Penggalangan dana penelitian ini memiliki cerita tersendiri. Dian mengumumkan proyek tersebut di akun media sosial miliknya dan membuat surat terbuka. Isinya adalah penggalangan dana yang dibutuhkan senilai Rp500 juta.
"Saat itu ikhtiar yang bisa dilakukan adalah menggali sumber alam Indonesia untuk suplemen lupus. Selama apa yang kita kerjaan sesuai dengan keinginan Tuhan, pasti akan ada bantuan," ungkapnya.
Meluaskan Manfaat
Tak hanya odapus, yayasan ini juga banyak memberikan pendampingan dan pembelajaran kemandirian pada orang dengan low vision. Di antaranya dengan menyediakan tongkat pintar BriCane untuk tuna netra dan low vision. Juga memberikan pelatihan pijat hingga memperkerjakan mereka di yayasan untuk memberi fasilitas pijat untuk orang-orang yang datang.

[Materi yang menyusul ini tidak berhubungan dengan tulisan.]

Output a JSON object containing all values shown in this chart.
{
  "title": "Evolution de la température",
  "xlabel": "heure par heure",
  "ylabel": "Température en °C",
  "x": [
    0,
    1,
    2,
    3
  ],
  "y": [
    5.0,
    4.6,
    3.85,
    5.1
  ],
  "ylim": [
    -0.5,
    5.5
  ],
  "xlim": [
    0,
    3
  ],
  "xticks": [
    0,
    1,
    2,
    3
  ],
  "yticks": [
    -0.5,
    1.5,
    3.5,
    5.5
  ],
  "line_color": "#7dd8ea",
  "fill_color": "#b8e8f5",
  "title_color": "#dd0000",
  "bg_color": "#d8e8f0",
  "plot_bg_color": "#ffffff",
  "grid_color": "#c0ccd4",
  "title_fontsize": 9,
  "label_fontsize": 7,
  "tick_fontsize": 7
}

Syamsi Dhuha juga memberikan berbagai beasiswa baik untuk penyandang lupus dan low vision maupun kategori umum. Hingga saat ini, total sebanyak Rp1,85 miliar sudagh tersalurkan sejak 2012 untuk program beasiswa.
Sedangkan untuk bantuan pembiayaan odapus dan low vision, total yang sudah disalurkan adalah sebesar Rp1.3 miliar sejak 2004. Di 2012, yayasan ini juga berhasil menyabet penghargaan Sasakawa Health Prize dari World Health Organization (WHO) atas perannya dalam membantu dan memberdayakan odapus dan low vision di Indonesia.
![]() |
Dian mengatakan, saat ini Syamsi Dhuha tengah merintis jalan untuk menjadi lebih mandiri dengan mengusung konsep sociopreneur. Hal ini sudah dimulai dengan menjual barang-barang hasil karya anggota, seperti merchandise, kerajinan tangan, hingga jasa pijat. Tak terkecuali aneka buku edukasi tentang lupus dan low vision yang beberapa di antaranya telah diterjemahkan ke berbagai bahasa.
"Jadi ini adalah gerakan di mana kita sebagai yayasan tidak hanya mengandalkan donasi, tapi juga melakukan berbagai hal untuk mendatangkan pendapatan bagi yayasan. Harapannya adalah agar yayasan bisa mandiri secara finansial," jelasnya.